St Peter’s Square

St. Peter’s Square is a stunning, iconic, large plaza located directly in front of St. Peter’s Basilica in the Vatican City, the papal enclave inside Rome, directly west of the neighbourhood or rione of Borgo. A must see for any visit to Rome.

St. Peter’s Square serves as a gathering place for important events and ceremonies, including papal audiences and various celebrations. It is also the starting point for processions and events that take place within Vatican City. The overall design of the square and its elements contribute to its spiritual significance and the sense of awe experienced by visitors.

Saint Peter’s Square (Latin: Forum Sancti Petri, Italian: Piazza San Pietro [ˈpjattsa sam ˈpjɛːtro]) is a large plaza located directly in front of St. Peter’s Basilica in Vatican City, the papal enclave in Rome, directly west of the neighborhood (rione) of Borgo. Both the square and the basilica are named after Saint Peter, an apostle of Jesus whom Catholics consider to be the first Pope.

At the centre of the square is an ancient Egyptian obelisk, erected at the current site in 1586. Gian Lorenzo Bernini designed the square almost 100 years later, including the massive Doric colonnades, four columns deep, which embrace visitors in “the maternal arms of Mother Church”. A granite fountain constructed by Bernini in 1675 matches another fountain designed by Carlo Maderno in 1613.

Fresco of St. Peter’s Square, c. 1587, before the dome of the new St. Peter’s Basilica or the façade had been built
The open space which lies before the basilica was redesigned by Gian Lorenzo Bernini from 1656 to 1667, under the direction of Pope Alexander VII, as an appropriate forecourt, designed “so that the greatest number of people could see the Pope give his blessing, either from the middle of the façade of the church or from a window in the Vatican Palace”. Bernini had been working on the interior of St. Peter’s for decades; now he gave order to the space with his renowned colonnades, using a simplified Doric order,[5][6] to avoid competing with the palace-like façade by Carlo Maderno, but he employed it on an unprecedented colossal scale to suit the space and evoke a sense of awe.

There were many constraints from existing structures (illustration, right).

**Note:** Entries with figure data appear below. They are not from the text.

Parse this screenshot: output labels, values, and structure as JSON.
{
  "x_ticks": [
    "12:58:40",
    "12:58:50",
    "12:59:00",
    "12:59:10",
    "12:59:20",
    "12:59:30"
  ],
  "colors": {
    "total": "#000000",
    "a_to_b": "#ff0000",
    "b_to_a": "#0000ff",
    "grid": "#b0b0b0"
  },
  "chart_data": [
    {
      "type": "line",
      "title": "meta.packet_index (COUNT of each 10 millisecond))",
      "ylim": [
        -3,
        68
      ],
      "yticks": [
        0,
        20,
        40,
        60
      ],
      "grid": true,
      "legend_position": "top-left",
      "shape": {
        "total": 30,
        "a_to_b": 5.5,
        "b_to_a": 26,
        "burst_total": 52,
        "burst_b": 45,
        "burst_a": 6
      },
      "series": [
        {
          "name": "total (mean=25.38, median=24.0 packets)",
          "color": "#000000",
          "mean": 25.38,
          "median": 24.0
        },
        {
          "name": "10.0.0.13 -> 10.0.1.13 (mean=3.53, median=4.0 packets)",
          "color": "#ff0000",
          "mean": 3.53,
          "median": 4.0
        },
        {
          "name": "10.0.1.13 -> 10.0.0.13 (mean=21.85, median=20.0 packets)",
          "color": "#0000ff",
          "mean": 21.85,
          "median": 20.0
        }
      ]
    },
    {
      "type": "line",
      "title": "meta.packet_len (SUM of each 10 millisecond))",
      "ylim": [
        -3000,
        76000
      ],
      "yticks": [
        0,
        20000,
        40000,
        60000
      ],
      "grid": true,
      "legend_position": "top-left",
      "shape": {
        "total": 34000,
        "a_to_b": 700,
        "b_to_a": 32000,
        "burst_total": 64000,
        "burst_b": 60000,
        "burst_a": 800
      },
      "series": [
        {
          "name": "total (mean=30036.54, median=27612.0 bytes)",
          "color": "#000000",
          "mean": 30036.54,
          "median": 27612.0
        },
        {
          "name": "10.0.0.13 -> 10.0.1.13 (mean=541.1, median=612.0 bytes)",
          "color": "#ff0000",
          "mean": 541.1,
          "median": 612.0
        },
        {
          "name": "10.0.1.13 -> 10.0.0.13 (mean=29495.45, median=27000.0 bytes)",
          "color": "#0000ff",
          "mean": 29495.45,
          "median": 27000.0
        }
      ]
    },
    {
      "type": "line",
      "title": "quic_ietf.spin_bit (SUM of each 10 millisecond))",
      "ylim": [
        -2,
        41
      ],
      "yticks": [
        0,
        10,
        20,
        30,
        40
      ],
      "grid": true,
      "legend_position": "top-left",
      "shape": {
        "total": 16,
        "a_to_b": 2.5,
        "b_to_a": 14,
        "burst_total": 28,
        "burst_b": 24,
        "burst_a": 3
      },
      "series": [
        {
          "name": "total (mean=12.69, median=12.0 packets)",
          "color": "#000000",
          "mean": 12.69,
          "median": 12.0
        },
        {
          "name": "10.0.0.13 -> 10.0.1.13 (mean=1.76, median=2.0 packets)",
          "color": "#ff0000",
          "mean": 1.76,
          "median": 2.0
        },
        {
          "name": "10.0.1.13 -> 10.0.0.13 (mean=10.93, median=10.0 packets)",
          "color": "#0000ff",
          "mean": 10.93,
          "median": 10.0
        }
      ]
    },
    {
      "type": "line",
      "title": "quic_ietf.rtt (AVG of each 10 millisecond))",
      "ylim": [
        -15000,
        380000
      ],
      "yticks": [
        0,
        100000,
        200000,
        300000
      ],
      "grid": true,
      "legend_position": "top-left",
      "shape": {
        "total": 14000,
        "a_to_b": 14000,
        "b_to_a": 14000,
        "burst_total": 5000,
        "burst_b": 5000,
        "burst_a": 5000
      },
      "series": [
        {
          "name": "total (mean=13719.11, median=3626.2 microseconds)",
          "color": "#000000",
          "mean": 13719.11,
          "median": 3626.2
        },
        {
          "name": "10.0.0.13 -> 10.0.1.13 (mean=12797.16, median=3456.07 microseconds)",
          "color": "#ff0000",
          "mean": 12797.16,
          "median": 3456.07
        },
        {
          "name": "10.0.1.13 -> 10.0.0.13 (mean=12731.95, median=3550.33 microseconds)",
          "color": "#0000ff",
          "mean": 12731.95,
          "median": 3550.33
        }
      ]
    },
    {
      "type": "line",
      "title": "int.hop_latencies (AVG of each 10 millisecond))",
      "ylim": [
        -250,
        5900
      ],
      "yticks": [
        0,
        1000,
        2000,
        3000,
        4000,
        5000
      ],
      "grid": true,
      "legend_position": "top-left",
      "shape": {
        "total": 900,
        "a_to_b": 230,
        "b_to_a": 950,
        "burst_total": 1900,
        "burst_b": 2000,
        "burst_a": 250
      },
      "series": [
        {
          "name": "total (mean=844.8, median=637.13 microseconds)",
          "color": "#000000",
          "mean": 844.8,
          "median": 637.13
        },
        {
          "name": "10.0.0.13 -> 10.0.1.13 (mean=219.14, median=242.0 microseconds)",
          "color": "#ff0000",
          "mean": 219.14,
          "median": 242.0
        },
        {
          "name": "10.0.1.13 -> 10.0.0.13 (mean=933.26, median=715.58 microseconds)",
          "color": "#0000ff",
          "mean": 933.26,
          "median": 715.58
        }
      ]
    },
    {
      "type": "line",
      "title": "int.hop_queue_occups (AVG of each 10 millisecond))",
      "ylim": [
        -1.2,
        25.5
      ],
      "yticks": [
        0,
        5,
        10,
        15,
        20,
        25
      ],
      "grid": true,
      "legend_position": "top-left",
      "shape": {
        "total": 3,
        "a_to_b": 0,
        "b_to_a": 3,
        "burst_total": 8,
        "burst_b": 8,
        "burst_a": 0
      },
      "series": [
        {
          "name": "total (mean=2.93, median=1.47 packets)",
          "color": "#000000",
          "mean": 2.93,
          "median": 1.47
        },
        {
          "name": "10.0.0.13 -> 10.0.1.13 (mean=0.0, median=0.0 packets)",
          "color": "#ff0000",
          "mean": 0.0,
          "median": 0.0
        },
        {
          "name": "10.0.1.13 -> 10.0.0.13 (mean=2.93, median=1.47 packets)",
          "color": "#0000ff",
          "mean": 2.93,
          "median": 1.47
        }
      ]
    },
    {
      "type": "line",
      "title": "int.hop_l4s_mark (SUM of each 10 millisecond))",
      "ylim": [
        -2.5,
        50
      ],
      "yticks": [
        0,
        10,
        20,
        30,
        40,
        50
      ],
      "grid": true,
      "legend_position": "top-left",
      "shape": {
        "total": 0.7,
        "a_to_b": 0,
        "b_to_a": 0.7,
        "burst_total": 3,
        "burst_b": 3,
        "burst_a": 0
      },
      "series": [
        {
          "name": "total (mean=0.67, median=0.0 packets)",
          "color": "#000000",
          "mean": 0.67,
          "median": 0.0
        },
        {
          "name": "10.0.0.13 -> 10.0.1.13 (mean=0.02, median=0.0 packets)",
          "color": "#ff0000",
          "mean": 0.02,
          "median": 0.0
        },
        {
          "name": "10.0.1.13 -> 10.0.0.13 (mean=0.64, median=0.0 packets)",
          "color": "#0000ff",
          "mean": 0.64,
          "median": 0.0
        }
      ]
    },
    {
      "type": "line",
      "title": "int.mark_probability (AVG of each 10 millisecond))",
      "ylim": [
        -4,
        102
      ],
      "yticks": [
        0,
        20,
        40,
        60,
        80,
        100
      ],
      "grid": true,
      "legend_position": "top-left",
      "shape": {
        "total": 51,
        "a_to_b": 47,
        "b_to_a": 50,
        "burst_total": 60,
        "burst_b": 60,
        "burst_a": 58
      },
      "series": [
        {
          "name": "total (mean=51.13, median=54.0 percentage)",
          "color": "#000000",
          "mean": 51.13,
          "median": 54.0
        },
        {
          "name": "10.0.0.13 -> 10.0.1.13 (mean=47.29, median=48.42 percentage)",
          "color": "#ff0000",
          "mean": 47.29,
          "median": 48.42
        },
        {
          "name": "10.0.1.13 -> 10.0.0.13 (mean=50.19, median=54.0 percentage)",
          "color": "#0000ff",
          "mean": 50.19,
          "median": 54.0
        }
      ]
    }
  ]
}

The massed accretions of the Vatican Palace crowded the space to the right of the basilica’s façade; the structures needed to be masked without obscuring the papal apartments. The obelisk marked a centre, and a granite fountain by Maderno stood to one side: Bernini made the fountain appear to be one of the foci of the ovato tondo[8] embraced by his colonnades and eventually matched it on the other side, in 1675, just five years before his death. The trapezoidal shape of the piazza, which creates a heightened perspective for a visitor leaving the basilica and has been praised as a masterstroke of Baroque theater (illustration, below right), is largely a product of site constraints.

According to the Lateran Treaty the area of St. Peter’s Square is subject to the authority of Italian police for crowd control even though it is a part of the Vatican state.

t. Peter’s Square (Piazza San Pietro) is a large plaza located in Vatican City, an independent city-state enclaved within Rome, Italy. It is named after St. Peter, one of the twelve apostles of Jesus and considered the first pope by the Catholic Church. The square is a prominent pilgrimage site and a popular tourist destination due to its association with St. Peter’s Basilica and the Vatican.

Key features of St. Peter’s Square:

  1. Obelisk: At the center of the square stands an ancient Egyptian obelisk, which was moved to its current location in 1586 by Pope Sixtus V.
  2. Colonnades: The square is surrounded by a pair of colonnades designed by Gian Lorenzo Bernini. These colonnades form a semi-circular embrace, symbolizing the arms of the Catholic Church reaching out to welcome pilgrims.
  3. Statues: The colonnades are adorned with statues of various saints, including St. Peter and St. Paul.
  4. Fountains: Two fountains, designed by Carlo Maderno and Gian Lorenzo Bernini, are located on either side of the square. They contribute to the overall aesthetic and provide a sense of grandeur.
  5. Pavement Design: The pavement of the square features a distinctive pattern created by architect Gian Lorenzo Bernini, incorporating elements like stars and lines that serve both aesthetic and symbolic purposes.
  6. Statue of St. Peter: In the center of the square, there is a bronze statue of St. Peter seated in a chair, traditionally associated with the apostle. Pilgrims often touch or kiss the foot of the statue for blessings.